# Linear Algebra

#### Importing Packages
Python has an extensive collection of third-party libraries, or ***packages***, with additional functions, data-structures, etc.  Many (most?) packages of interest are hosted on the Python Package Index ***pypi***, and can be installed into your environment using ***pip***.  The Anaconda distribution in the pre-work includes a number of these that are useful in data science, so you should have most of them installed already.  

ref:  https://pypi.python.org/pypi

A note on namespaces when importing - there are a few different ways to import:

    1. import numpy

    - all submodules of numpy are accessible in the numpy namespace
    - e.g. numpy.array([1,2,3])


    2. import numpy as np

    - same as 1 except an alias 'np' is created for the namespace instead
    - e.g. np.array([1,2,3])


    3. from numpy import *

    - adds all submodules to global namespace
    - e.g. array([1,2,3])
    - Note: This can be dangerous because if different modules have submodules with the same name than whatever is imported last will overrite what came before it - i.e. naming collision -> overwriting!.
    
    4. from numpy import array
    
    - will import only the indicated submodules into the global namespace
    - e.g. array([1,2,3])
    - Note: can be ok since you are being explicit
    
    We will generally use 2 and 4 (sparingly)

### NumPy

As we've seen in lecture, linear algebra is the branch of mathematics describing navigation between different vector spaces. This core concept is very important as various data science techniques rely upon it (e.g. Linear Regression, Support Vector Machines, Recommender Systems, Neural Networks).

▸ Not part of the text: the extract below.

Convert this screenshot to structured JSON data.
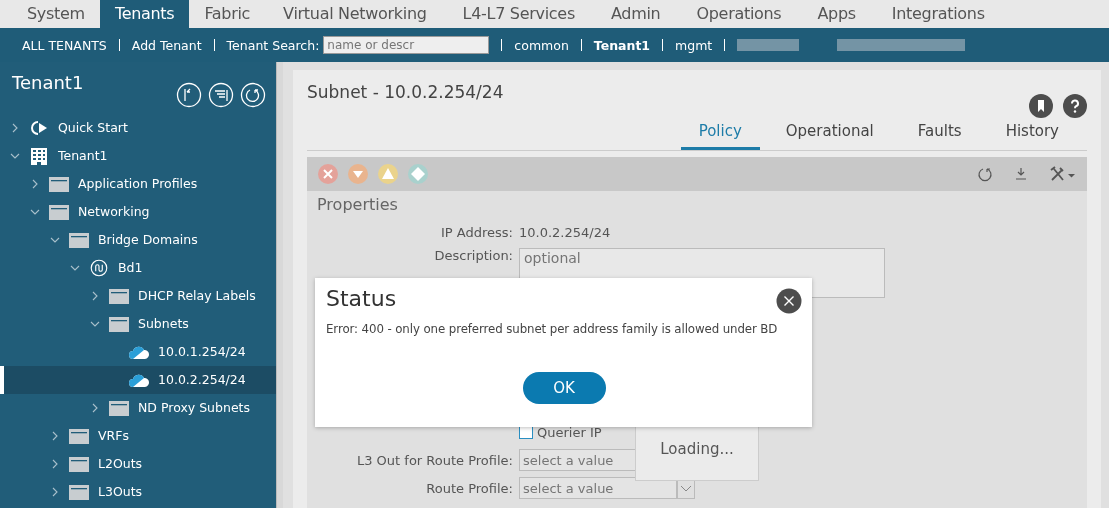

NumPy is a package designed to be used in scientific computing, and specifically around building and manipulating N-dimensional array objects.

In [2]:
import numpy

import numpy as np

from numpy import absolute

# The next one is dangerous to do, and not recommended 
# except in cases where you know why you're using it
# from numpy import *

Now we can do the same thing three ways

In [3]:
print numpy.absolute(-10)
print np.absolute(-10)
print absolute(-10)

10
10
10


We can create the Linear Algebra Objects we saw in lecture

In [4]:
vector = np.array([1, 2, 1])

In [10]:
data = np.array([[1, 2, 3],[2, 4, 9]])
data

3.5

In [6]:
data[0]  # first row

array([1, 2, 3])

In [8]:
data[ : 2, 1]  # all rows, second column

array([2, 4])

Numpy lets us perform matrix operations

In [9]:
np.dot(data, vector)

array([ 8, 19])

We can transpose an array

In [9]:
print data
print data.T

[[1 2 3]
 [2 4 9]]
[[1 2]
 [2 4]
 [3 9]]


#### Creating a square matrix array

In [14]:
a = np.arange(25).reshape(5,5)
# arange(n) is a function that creates a 1 row array of integers of length n 
# reshape(M,N) is a method converts a list to a matrix of size MxN
a

array([[ 0,  1,  2,  3,  4],
       [ 5,  6,  7,  8,  9],
       [10, 11, 12, 13, 14],
       [15, 16, 17, 18, 19],
       [20, 21, 22, 23, 24]])

In [15]:
biga = a*10
biga

array([[  0,  10,  20,  30,  40],
       [ 50,  60,  70,  80,  90],
       [100, 110, 120, 130, 140],
       [150, 160, 170, 180, 190],
       [200, 210, 220, 230, 240]])

In [16]:
print biga.mean()
print biga.mean(0) #Average per column 0 means column
biga.mean(1) #average per row 1 means row
# type(biga.mean(1))

120.0
[ 100.  110.  120.  130.  140.]


array([  20.,   70.,  120.,  170.,  220.])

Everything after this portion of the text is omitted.